Konsole der 1000 Gefahren [1000 Gefahren: Du entscheidest selbst] (Fabian Lenk)

(1) Schreibt man einen Text über ein Buch der »1.000 Gefahren«-Reihe, liegt es nahe, den Text wie ein solches Buch zu strukturieren. Ein kurzer Absatz Texterei, zwei oder mehr Entscheidungsmöglichkeiten, weitere Textereien und am Ende hat man ein Formulierungskonstrukt mit vielen, unterschiedlichen Enden und einem einigermaßen hohen Unterhaltungswert. Klingt doch eigentlich ganz gut. Oder?

  • Kann man machen. (2)
  • Nein. Das ist total gewollt und so naheliegend, dass man das auf gar keinen Fall machen sollte. (3)

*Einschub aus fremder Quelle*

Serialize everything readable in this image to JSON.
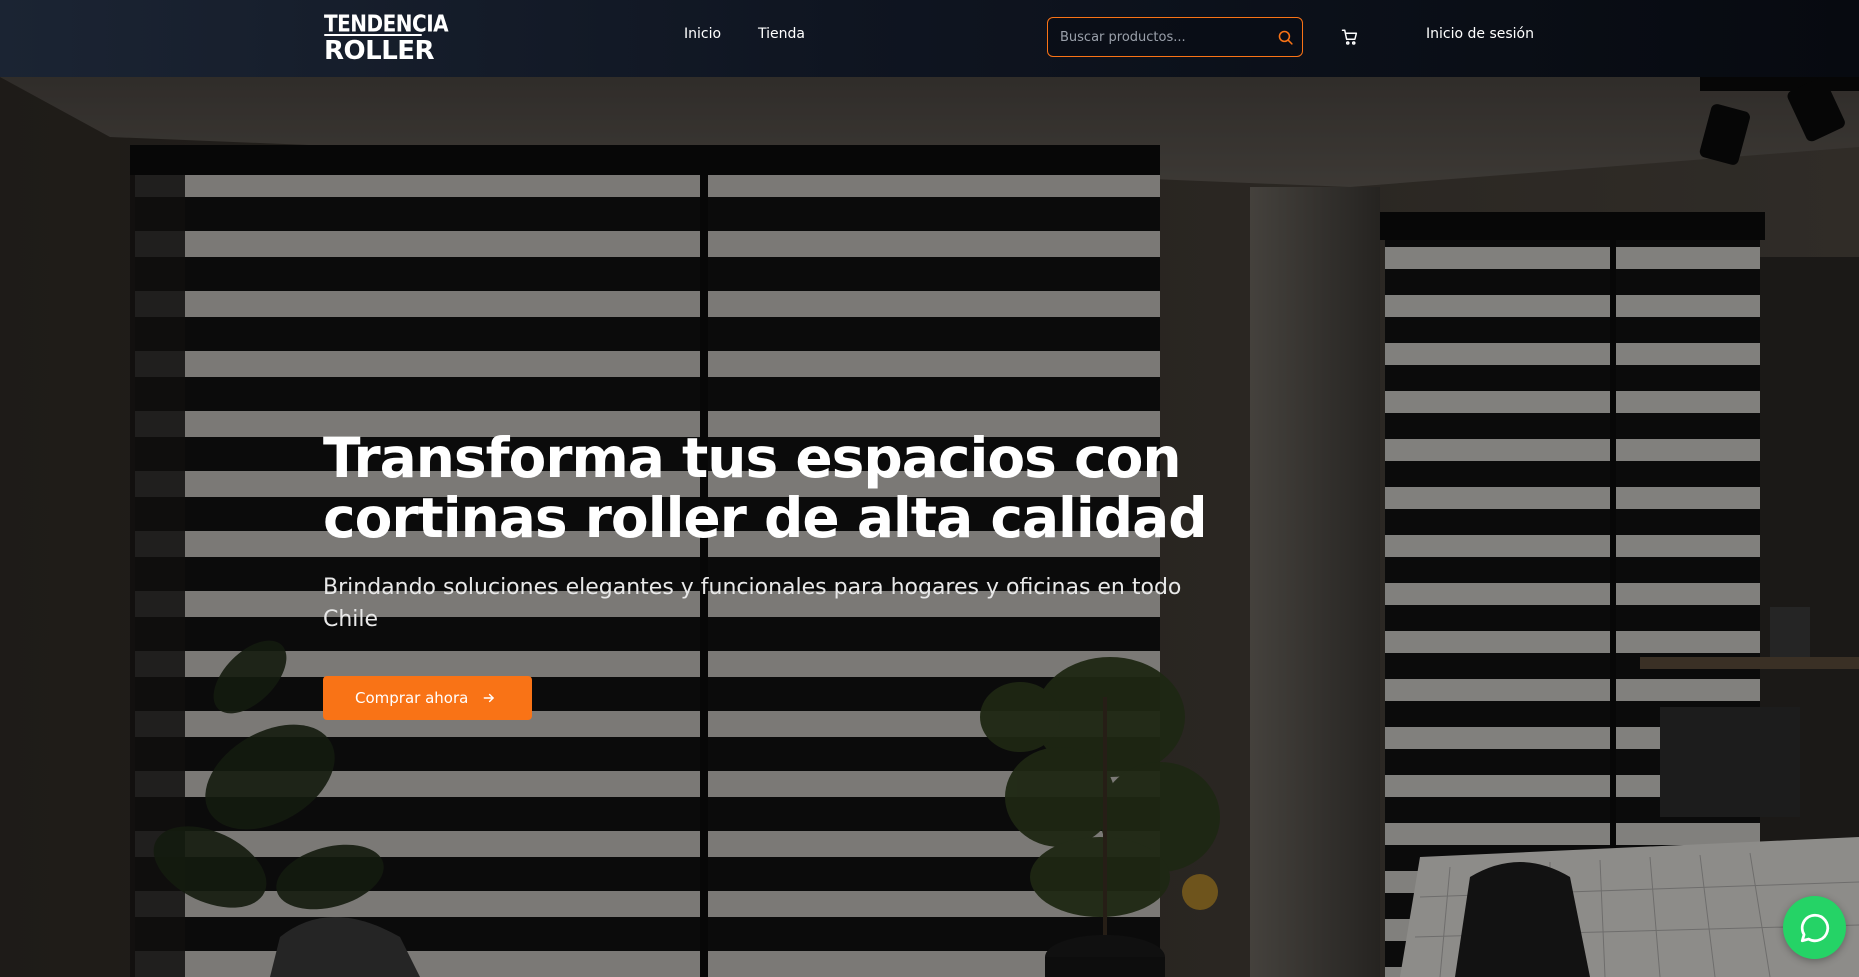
{
  "header": {
    "logo": {
      "line1": "TENDENCIA",
      "line2": "ROLLER"
    },
    "nav": [
      {
        "label": "Inicio"
      },
      {
        "label": "Tienda"
      }
    ],
    "search": {
      "placeholder": "Buscar productos...",
      "value": ""
    },
    "login_label": "Inicio de sesión"
  },
  "hero": {
    "title": "Transforma tus espacios con cortinas roller de alta calidad",
    "subtitle": "Brindando soluciones elegantes y funcionales para hogares y oficinas en todo Chile",
    "cta_label": "Comprar ahora"
  },
  "colors": {
    "accent": "#f97316",
    "header_bg": "#0f1521",
    "whatsapp": "#25d366"
  },
  "icons": [
    "search-icon",
    "cart-icon",
    "arrow-right-icon",
    "whatsapp-icon"
  ]
}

(2) Muss man aber nicht. (3)

(3) Lebensfreude wird ganz allgemein gesprochen überbewertet. Genauso wie Videospiele. Und damit will ich gar nichts gegen Videospiele sagen. Also nicht mehr als gegen alle anderen Medien auf der Welt. Videospiele werden genauso überbewertet wie Filme und Bücher und all der andere Kram, den Leute nutzen, um sich unterhalten zu lassen. Da es Menschen gibt, die meine Texte eher nebenbei lesen, muss ich an dieser Stelle darauf hinweisen, dass zwischen »sich unterhalten lassen« und »sich unterhalten« unterschieden werden muss, da Münder ganz in Ordnung sind. Aber ich glaube, ihr wisst, worauf ich hinaus will. Oh nein, jetzt klingelt auch noch mein Telefon. Soll ich drangehen?

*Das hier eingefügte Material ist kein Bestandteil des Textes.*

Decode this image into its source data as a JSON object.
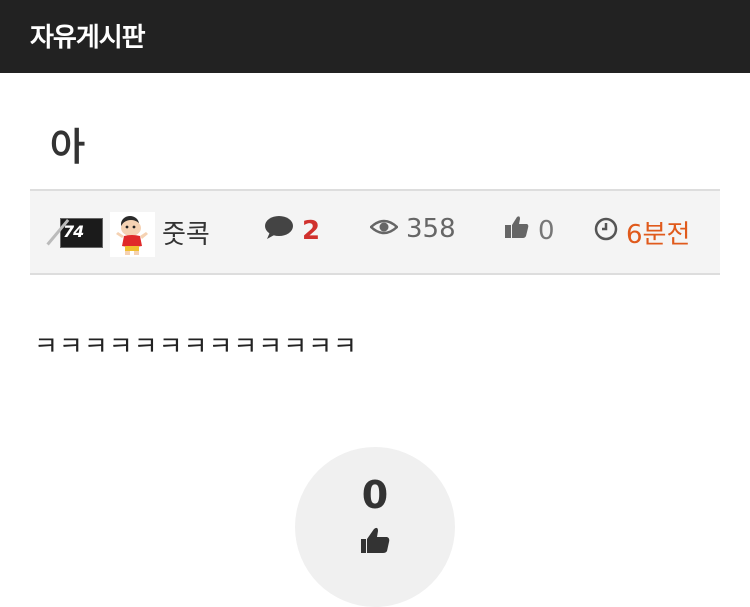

  • Nein, das ist unhöflich. (4)
  • Klar, vielleicht ist es ja jemand oder etwas Wichtiges. (5)

(4) Ich will aber. (5)

(5) Da das nun folgende Telefonat nie stattgefunden hat, muss ich darauf hinweisen, dass es sich hier nicht um eine wörtliche Wiedergabe des Gesagten handelt, schließlich wäre dies unmöglich.

»Hallo?«
»Guten Tag.«
»Und Sie sind?«
»Die Kunstkeule.«
»Woher haben Sie diese Nummer?«
»Von einer falsch angeklickten Cookierichtlinie auf einer ominösen Internetseite, die Sie letzte Woche Mittwoch besucht haben.«
»Ich habe sofort gespürt, dass da etwas nicht in Ordnung war. Was kann ich für Sie tun, bevor ich Sie höflich abwimmel?«
»Ich wollte lediglich darauf hinweisen, dass Videospiele mehr sind, als ein bloßes Mittel, um sich unterhalten zu lassen. Videospiele haben Kunstanspruch.«
»Und?«
»Sie haben gerade behauptet, Videospiele wären nur dazu da, sich unterhalten zu lassen.«
»Zumindest Sie unterhalten mich gerade hervorragend.«
»Das ist nicht meine Absicht.«
»Sind Sie etwa Kunst?«
»Nein, die Kunstkeule.«
»Und Sie fühlen sich ungerecht behandelt?«
»Nein, die Videospiele.«
»Aber ich habe sie doch mit allen anderen Medien auf eine Stufe gestellt und daraufhin die ganze Stufe abgesägt und in die Tiefen eines unheimlichen Kellergewölbes abstürzen lassen, dessen einziger Bezug zur Kunst der Kunstrasen ist, der dort ausgerollt wurde, und bei dem jetzt auf einmal niemand mehr zu wissen scheint, warum das überhaupt gemacht wurde. Das ist meiner Meinung nach eigentlich ziemlich fair.«
»Nicht für die Stufe.«
»Irgendwas ist ja immer.«
»Stimmen Sie zu, dass Videospiele Kunst sind?«
»Ich stelle sie künstlerisch auf die gleiche Stufe wie die abgesägte Stufe.«
»Alles kann Kunst sein.«
»Vor allem, wenn man sich dadurch erwachsen vorkommt und das Ausleben des eigenen Spieltriebs vor anderen Leuten und auch sich selbst rechtfertigen kann.«
»Ich bin nicht erwachsen. Ich bin eine Keule. Ich bin entwachsen. Und zwar einem Baum.«
»Handwerklich sind Sie sicherlich eine Augenweide.«
»Genug der Schmeicheleien. Ich wollte Sie lediglich darauf hinweisen, dass Videospiele genauso wie Literatur…«
»Darum schreibe ich hier ja gerade über beides.«
»Aber…«
»Sie sind eine ganz wunderbare Keule. Ich bedanke mich für Ihren Anruf, aber ich muss jetzt meinen Text weiterschreiben.«
»Hören Sie mir…«
»Jetzt regen Sie sich doch nicht so gekünstelt auf. Ich bitte Sie einigermaßen höflich darum, alle meine Daten aus Ihrem System zu löschen, damit ich Sie nicht mit rechtlichen Schritten langweilen muss, so wie Sie es gerade mit Ihrer Kunstdebatte tun.«
»Das ist ja…«
»… mein gutes Recht. Ich wünsche Ihnen noch einen schönen Tag. Rufen Sie mich bitte nie wieder an.«

An dieser Stelle hätte ich aufgelegt, wenn dieses Gespräch wirklich stattgefunden hätte.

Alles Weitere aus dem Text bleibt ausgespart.